Он уже делает несколько шагов ко входу, как Валя окликает:


— Вань, Вань, там это…


— Чего? — не оборачиваясь, спрашивает он и тут же забывает о вопросе, увидев за стойкой регистрации Ольгу Николаевну. Интересные получаются изменения. На секунду засомневавшись, что его не было только два дня, Иван протягивает: — Та-ак, я не понял. А шо происходит?


Она, в начале доброжелательно улыбнувшись, смотрит теперь испуганно. Будько хочет рассмеяться и поздравить ее с вступлением в коммунистические ряды, но, видя этот взгляд, решает растянуть удовольствие.

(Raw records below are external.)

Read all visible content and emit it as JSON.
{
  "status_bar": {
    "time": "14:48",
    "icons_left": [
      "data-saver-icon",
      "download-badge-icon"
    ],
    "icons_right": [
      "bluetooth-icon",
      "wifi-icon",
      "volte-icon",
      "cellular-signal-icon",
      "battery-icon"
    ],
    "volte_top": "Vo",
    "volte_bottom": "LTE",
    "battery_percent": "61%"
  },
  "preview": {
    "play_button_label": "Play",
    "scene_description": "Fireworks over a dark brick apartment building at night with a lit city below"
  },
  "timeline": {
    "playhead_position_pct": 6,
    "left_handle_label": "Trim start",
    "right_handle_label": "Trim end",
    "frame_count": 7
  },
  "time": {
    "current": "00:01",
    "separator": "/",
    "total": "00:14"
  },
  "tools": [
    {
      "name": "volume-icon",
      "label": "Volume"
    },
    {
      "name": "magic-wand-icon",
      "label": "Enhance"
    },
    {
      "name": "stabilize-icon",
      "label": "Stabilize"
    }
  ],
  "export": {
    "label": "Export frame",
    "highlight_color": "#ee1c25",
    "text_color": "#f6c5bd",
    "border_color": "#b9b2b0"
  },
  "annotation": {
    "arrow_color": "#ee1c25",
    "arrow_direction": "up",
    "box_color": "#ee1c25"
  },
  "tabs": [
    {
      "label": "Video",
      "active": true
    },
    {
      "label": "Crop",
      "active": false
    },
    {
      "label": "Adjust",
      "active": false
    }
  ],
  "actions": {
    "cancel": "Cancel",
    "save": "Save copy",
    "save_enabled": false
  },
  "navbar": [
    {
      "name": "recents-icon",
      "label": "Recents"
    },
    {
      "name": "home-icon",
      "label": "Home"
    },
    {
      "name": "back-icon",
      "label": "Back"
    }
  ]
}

— Валюха, — обращается он к жене с непроницаемым выражением лица. — А почему это у нас на рецепшене посторонние?


— Вань, ну, в общем, — Валя тоже напрягается, не понимая его настроя. Но с улыбкой продолжает, внимательно следя за его реакцией: — Ольга Николаевна теперь с нами.


Ольга, в свою очередь, тоже вежливо улыбается, но не менее напряженно молчит. Иван замечает это краем глаза и, продолжая веселиться, саркастически уточняет:


— Да ты шо?


И переводит взгляд на Ольгу. С театральной серьезностью спрашивает:


— И шо ж, Ольга Николаевна, вас сподвигло на такой подвиг?


— И-иван Степанович, — начинает она, взяв намеренно оправдательный тон. Будько еле сдерживается, но продолжает внимательно ее слушать. — Вы знаете, мне крайне неловко. Вы тут вкалываете, а я, получается, у вас на шее сижу.


Иван несколько раз понимающе кивает.


— И я просто подумала, что, — она вдруг бросает на него веселый взгляд. Иван понимает, что шутка более чем удалась: Ольга подыгрывает.


Юрий Анатольевич внезапно прерывает, не отводя глаз от газеты:


— Просто у Ольги Николаевны закончились деньги.


«Да пусть даже и так», — хочет рассмеяться Иван, но Ольга опережает:


— Юрий Анатольевич, не заставляйте клиентов ждать свои вещи!


— Да, Анатолич, — поддерживает Иван. — Не заставляй клиентов.


И опять оборачивается к ней, слыша, как Анатолич возмущенно сворачивает газету и поднимается с диванчика.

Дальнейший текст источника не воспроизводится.